Sunday, July 11, 2010

Comparing BI Vendors Based on Technology

I've recently come across an interesting online discussion where several posters discuss working with large amounts of data and its implications on business intelligence implementations. I wouldn't have noticed it if one of the posters had not referred to SiSense in one of the comments.

The main reason for the post was purely technological, putting on display the internals of QlikView's in-memory database technology. This lasted for about 5 posts, after which it turned into a bashing match between QlikView supporters and what you could call QlikView non-sympathizers in regards to whether it would even make sense to use in-memory database technology for large (1TB and greater) BI implementations.
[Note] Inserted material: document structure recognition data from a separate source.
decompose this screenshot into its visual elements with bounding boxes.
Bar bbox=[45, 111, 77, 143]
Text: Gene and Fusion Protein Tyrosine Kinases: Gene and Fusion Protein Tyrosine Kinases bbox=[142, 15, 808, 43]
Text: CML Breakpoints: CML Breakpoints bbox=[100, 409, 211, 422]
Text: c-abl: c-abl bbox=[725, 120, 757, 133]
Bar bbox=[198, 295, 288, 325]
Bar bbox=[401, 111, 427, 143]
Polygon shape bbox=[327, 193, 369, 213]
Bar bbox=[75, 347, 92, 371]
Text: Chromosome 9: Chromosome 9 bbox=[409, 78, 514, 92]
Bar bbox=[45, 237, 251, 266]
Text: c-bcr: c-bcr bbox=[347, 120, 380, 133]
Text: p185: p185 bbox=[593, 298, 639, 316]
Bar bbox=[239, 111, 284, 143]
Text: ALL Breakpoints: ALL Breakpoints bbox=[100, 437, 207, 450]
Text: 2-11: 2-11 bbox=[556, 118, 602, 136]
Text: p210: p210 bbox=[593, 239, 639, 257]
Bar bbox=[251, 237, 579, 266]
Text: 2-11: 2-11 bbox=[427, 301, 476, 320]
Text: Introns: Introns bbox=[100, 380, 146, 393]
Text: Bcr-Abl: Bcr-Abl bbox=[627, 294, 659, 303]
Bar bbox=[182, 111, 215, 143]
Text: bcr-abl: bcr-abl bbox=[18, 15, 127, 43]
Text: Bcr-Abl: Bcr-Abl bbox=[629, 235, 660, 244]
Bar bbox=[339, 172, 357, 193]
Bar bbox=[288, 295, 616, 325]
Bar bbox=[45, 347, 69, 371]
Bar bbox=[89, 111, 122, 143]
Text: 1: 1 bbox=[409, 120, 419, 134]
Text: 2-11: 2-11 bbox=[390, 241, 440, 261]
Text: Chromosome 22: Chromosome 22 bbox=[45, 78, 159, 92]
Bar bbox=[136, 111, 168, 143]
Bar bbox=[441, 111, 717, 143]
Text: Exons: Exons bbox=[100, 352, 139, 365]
As part of this discussion, several vendors were mentioned including: SiSense, QlikView, Lyza, Vertica and Microsoft. Some of these vendors do not even directly compete with each other. There were also several types of technologies mentioned, from in-memory databases (IMDB), to columnar databases (CDBMS), and even compression.

Apart from this discussion being interesting and even entertaining (for some), it is indicative of a common mistake that people sometimes make when they compare business intelligence vendors and products based on the technology they use.

Technology is important as it is the foundation on which everything is based, but every vendor takes its technology down different paths, and in many cases comparing two BI vendors is like comparing a Boeing airplane to a Toyota family car. I could easily say that a plane's engine is more powerful than a car's, right? Does that mean you, the consumer, would want an airplane engine stuffed under your car's hood? Your car would theoretically drive faster, thats for sure. But in practice, most civilized areas impose speed limits that would prevent you from gaining any benefit from your automobile's super-fast engine. Not to mention the ridiculous amounts of money you'd be spending on maintaining and refueling your car.

Wanna take the kids out to McDonalds? Better notify the FAA. ;-)

There are significant differences between the above-mentioned vendors which are important to understand. These differences may come from the particular strengths and weaknesses the internal data technology in use has, but it usually goes way beyond that.

QlikView targets departments with reasonable amounts of data that is centralized and accessed by multiple users. QlikView is a developer tool for creating canned BI solutions based on a design made in advance, not as much for ad-hoc analysis. QlikView utilizes an in-memory database to address performance. It is a good solution for small-medium implementations, not as good for larger ones (tons of data and/or too many users). QlikView competes with the giants, such as Oracle, Microsoft, SAP and IBM for end-to-end BI implementations.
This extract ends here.